The chip company, Popchips, attempted to make a funny commercial featuring Ashton Kutcher, because every comedian was apparently busy that day. The ad features Ashton playing different characters in a fake dating video. He plays a hippy, a biker, a creepy fashion expert, and a Bollywood director. When he was dressed up as the Bollywood director, he was given a large fake nose, dark skin, a fake mustache, a horrible wig, and stereotypical Indian clothes. He also spoke in an unbelievably stereotypical Indian accent. Need we say more? Probably not, but let’s analyze this further. This commercial was made by professionals, and was probably staffed by a large number of people including, but not limited to: makeup artists, wardrobe specialists, a film crew, at least one representative from Popchips, editors, and a dog trainer. Not one person thought that some consumers might get offended by this?

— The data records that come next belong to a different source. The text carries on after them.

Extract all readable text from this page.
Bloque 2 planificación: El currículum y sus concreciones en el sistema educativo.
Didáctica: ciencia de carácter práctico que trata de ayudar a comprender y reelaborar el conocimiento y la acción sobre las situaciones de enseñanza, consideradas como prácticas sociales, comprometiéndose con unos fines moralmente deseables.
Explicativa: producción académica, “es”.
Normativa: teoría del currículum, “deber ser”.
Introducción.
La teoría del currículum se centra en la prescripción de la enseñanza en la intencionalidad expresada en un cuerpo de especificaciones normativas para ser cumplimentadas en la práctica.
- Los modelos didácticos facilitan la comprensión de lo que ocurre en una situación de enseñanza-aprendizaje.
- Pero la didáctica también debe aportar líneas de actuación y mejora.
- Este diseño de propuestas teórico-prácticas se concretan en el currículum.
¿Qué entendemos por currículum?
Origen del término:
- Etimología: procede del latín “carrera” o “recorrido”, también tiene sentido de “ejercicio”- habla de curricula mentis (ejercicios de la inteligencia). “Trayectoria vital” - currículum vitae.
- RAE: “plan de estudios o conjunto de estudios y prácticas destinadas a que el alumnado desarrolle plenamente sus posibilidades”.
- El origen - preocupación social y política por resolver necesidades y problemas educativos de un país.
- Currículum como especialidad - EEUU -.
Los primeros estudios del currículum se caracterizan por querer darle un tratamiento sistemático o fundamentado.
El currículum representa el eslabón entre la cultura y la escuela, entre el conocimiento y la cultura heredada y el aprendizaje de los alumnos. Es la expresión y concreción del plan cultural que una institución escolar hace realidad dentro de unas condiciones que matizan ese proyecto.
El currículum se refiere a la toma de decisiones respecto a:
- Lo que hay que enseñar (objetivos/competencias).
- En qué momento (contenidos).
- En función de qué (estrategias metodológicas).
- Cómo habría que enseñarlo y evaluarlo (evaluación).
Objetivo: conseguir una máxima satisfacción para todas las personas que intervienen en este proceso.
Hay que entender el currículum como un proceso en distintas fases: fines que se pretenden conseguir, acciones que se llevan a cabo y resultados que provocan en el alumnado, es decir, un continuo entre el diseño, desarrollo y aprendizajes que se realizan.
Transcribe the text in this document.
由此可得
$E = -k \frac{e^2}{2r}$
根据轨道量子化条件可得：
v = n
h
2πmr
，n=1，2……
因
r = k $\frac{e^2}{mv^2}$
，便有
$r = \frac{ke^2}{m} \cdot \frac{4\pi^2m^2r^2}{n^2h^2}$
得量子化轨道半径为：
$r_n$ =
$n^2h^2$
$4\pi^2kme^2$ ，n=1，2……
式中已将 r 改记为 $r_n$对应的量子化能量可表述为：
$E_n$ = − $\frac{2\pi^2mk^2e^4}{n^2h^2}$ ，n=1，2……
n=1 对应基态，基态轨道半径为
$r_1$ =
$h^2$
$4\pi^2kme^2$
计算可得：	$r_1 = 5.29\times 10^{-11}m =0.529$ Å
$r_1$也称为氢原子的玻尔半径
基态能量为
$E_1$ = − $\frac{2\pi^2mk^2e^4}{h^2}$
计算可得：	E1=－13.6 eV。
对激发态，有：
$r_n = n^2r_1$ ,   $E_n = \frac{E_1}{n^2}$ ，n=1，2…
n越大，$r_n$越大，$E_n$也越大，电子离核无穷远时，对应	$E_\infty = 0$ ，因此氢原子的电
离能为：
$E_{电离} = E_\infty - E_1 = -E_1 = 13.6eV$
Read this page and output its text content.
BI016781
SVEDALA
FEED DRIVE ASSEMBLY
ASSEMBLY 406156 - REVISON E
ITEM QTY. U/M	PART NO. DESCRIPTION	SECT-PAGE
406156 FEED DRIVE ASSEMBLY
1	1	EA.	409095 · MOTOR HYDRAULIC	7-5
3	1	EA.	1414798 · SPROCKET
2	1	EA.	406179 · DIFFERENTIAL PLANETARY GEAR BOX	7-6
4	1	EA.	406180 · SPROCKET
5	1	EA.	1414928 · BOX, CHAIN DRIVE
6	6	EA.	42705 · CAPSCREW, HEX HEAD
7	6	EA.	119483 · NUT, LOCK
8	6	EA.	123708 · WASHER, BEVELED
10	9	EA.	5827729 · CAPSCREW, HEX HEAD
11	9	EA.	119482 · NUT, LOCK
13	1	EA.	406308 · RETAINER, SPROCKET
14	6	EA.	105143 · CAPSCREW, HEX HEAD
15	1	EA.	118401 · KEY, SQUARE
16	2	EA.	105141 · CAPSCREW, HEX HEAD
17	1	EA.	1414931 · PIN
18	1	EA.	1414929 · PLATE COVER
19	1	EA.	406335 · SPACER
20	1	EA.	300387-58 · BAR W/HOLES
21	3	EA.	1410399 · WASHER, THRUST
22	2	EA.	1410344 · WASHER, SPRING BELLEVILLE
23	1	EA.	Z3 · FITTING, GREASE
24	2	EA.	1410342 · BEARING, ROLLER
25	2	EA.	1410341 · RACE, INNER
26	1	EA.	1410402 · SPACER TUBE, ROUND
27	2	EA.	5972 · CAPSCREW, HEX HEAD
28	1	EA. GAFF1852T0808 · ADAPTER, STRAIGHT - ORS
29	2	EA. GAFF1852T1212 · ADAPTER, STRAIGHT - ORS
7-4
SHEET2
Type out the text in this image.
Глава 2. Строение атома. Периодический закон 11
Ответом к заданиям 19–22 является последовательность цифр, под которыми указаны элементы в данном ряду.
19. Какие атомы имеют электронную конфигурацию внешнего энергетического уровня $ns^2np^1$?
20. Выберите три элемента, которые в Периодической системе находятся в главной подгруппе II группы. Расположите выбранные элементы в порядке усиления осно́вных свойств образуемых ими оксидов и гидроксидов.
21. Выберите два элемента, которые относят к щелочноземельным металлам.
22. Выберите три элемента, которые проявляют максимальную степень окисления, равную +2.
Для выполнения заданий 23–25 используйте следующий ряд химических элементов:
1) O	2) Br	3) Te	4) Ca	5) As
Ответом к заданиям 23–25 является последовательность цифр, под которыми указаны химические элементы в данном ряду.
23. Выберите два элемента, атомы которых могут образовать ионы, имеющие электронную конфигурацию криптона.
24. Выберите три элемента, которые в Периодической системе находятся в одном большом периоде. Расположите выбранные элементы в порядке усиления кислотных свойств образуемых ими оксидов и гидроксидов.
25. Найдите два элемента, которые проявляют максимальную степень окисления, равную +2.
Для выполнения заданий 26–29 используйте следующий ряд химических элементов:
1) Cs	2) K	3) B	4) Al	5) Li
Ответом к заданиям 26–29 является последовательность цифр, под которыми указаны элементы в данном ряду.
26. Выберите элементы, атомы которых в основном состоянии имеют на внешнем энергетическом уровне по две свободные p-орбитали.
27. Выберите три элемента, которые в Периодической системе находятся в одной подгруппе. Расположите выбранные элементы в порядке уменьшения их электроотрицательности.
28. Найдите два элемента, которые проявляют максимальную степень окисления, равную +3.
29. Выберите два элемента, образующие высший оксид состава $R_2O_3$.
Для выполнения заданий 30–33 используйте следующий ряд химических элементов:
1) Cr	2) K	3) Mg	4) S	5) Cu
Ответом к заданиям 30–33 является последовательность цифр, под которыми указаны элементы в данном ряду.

The ad also barely mentions Popchips. In fact, if you blink at the wrong time, you would probably assume it was promoting a new dating site. If you spend money on an advertisement, and no one knows what the ad is advertising, isn’t the ad a waste? The commercial was quickly pulled but not before consumers caught word of it and was given indefinite residence on the web.
The Lesson from these Blunders
Think. Disgruntled employees can damage a brand’s image, which is why a proper system needs to be implemented. Whether these employees were angry, immature, or bored, a proper management strategy could have lessened the chances of these unfortunate incidents. Gap made a terrible marketing decision. A natural disaster should never be used for newsjacking. Regardless of how the creators of the Popchips commercial felt, they should have considered how others may view the content. Many branding mistakes are easily avoidable. Consider the repercussions of marketing actions before making the final decision. Your careful scrutiny could save your brand image.